As most of us know, Judge Jones has found the teaching of Intelligent Design unconstitutional. Jason Rosenhouse offers his survey of the 139-page decision:

...my intention in this essay is to provide a condensed version of all the major points and arguments it contains. The decision will no doubt be the focus of much commentary in the weeks to come, much of it by partisans trying to spin its contents for purposes of their own. Assessing the merits of such commentary will be easier armed with a firm grasp of precisely what it says.

...continued in full post...

  • The decision begins with a summary of the basic facts in the case.
  • From here the decision devotes several pages to ancillary issues: Establishing that the Court has jurisdiction, introducing the Plaintiffs and Defendants, and describing a few relevant legal precedents.
  • Next up is a determination of the proper legal standard to apply in this case. The Court concludes that there are two relevant tests to apply in determining if the ID policy is unconstitutional: The Lemon test and the endorsement test.
  • So how does the ID policy fare with respect to the endorsement test?
  • The Court's first finding in this regard is that, "An objective observer would know that ID and teaching about "gaps" and "problems" in evolutionary theory are creationist, religious strategies that evolved from earlier forms of creationism (p. 18)." To justify this conclusion the Court provides several pages of relevant legal and social history.
  • ...Consider, to illustrate, that Professor Behe remarkably and unmistakably claims that the plausibility of the argument for ID depends upon the extent to which one believes in the existence of God. As no evidence in the record indicates that any other scientific proposition's validity rests on belief in God, nor is the Court aware of any such scientific propositions, Professor Behe's assertion constitutes substantial evidence that in his view, as is commensurate with other prominent ID leaders, ID is a religious and not a scientific proposition.
  • From here the Court takes up the question of whether an objective student would view the disclaimer as an official endorsement of religion. After spending a few pages explaining why this question needs to be considered separately from the previous discussion of what a reasonable observer would conclude, the Court concludes "that an objective student would view the disclaimer as a strong official endorsement of religion.
  • ...the Court sums up its objections:
    In summary, the disclaimer singles out the theory of evolution for special treatment, misrepresents its status in the scientific community, causes students to doubt its validity without scientific justification, presents students with a religious alternative masquerading as a scientific theory, directs them to consult a creationist text as though it were a science resource, and instructs students to forego scientific inquiry in the public school classroom and instead to seek out religious instructions elsewhere.

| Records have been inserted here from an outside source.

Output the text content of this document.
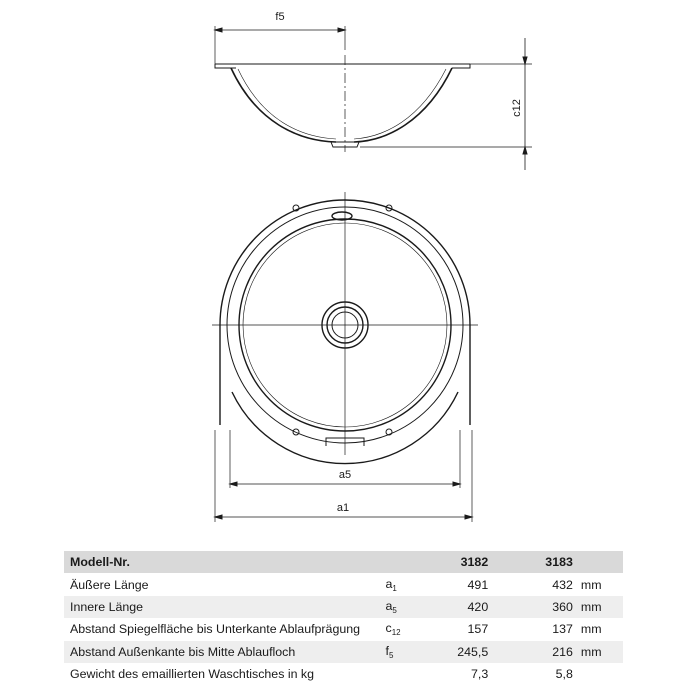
f5
c12
a5
a1
Modell-Nr.		3182	3183	
Äußere Länge	$a_1$	491	432	mm
Innere Länge	$a_5$	420	360	mm
Abstand Spiegelfläche bis Unterkante Ablaufprägung	$c_{12}$	157	137	mm
Abstand Außenkante bis Mitte Ablaufloch	$f_5$	245,5	216	mm
Gewicht des emaillierten Waschtisches in kg		7,3	5,8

  • The finding that a reasonable Dover high school student would perceive a clear religious endorsement in the ID policy is followed by a section showing that an objective Dover citizen would come to the same conclusion.

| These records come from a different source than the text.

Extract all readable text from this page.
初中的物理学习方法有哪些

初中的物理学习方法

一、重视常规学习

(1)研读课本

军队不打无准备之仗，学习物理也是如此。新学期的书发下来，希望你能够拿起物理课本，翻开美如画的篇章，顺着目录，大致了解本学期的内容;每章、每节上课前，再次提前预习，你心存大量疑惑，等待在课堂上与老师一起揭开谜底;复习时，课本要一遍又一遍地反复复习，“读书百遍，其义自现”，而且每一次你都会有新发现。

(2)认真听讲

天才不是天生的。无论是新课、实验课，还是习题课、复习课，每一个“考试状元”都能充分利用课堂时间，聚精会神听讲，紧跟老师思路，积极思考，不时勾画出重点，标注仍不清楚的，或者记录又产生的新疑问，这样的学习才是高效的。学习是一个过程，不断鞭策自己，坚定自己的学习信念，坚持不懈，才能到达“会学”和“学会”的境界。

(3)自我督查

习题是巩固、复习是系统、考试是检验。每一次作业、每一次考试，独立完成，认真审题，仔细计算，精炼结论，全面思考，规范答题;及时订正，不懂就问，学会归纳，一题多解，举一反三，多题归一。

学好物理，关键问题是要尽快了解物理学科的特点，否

  • ...Especially interesting, in my opinion, was the Court's reliance on the nature of the editorials and letters to the editor published in the local newspapers...The Defense objected (strenuously, according to the opinion) to this line of evidence, but the Court allowed it for its probative value in assessing how an objective Dover resident would view the situation.
  • The Court next turns to what in my view is the most significant part of the decision: the finding that ID is not science.
  • we find that while ID arguments may be true, a proposition on which the Court takes no position, ID is not science. We find that ID fails on three different levels, any one of which is sufficient to preclude a determination that ID is science.
  • ID violates the centuries-old ground rules of science by invoking and permitting supernatural causation;
  • the argument of irreducible complexity, central to ID, employs the same flawed and illogical contrived dualism that doomed creation science in the 1980's;
  • ID's negative attacks on evolution have been refuted by the scientific community.
  • ...it is additionally important to note that ID has failed to gain acceptance in the scientific community, it has not generated peer-reviewed publications, nor has it been the subject of testing and research.
  • Everything up to this point has related to the Court's application of the endorsement test to the ID policy. There is still the Lemon test to consider.
  • The disclaimer's plain language, the legislative history, and the historical context in which the ID Policy arose, all inevitably lead to the conclusion that Defendants consciously chose to change Dover's biology curriculum to advance religion.
  • The penultimate legal question to be resolved relates to the effect prong of the Lemon test... The Court begins this section by noting that since the ID policy has already been found unconstitutional under the endorsement test and the first prong of the Lemon test, they include the effect analysis for the sake of completeness. After a brief consideration of relevant precedents related to such analysis, the Court concludes that the ID policy runs afoul of this prong as well.
  • In reading over the entire opinion I was struck by the extent to which Judge Jones' arguments parallel those scientists have been making for years. I suspect that prior to this case, Jones had never immersed himself in the minutiae of the evolution/ID dispute. In the course of the trial both sides had the opportunity to put their best foot forward in making their points. And in the end, it was clear to Jones that all of the good arguments were on the side of evolution, and not on the side of ID.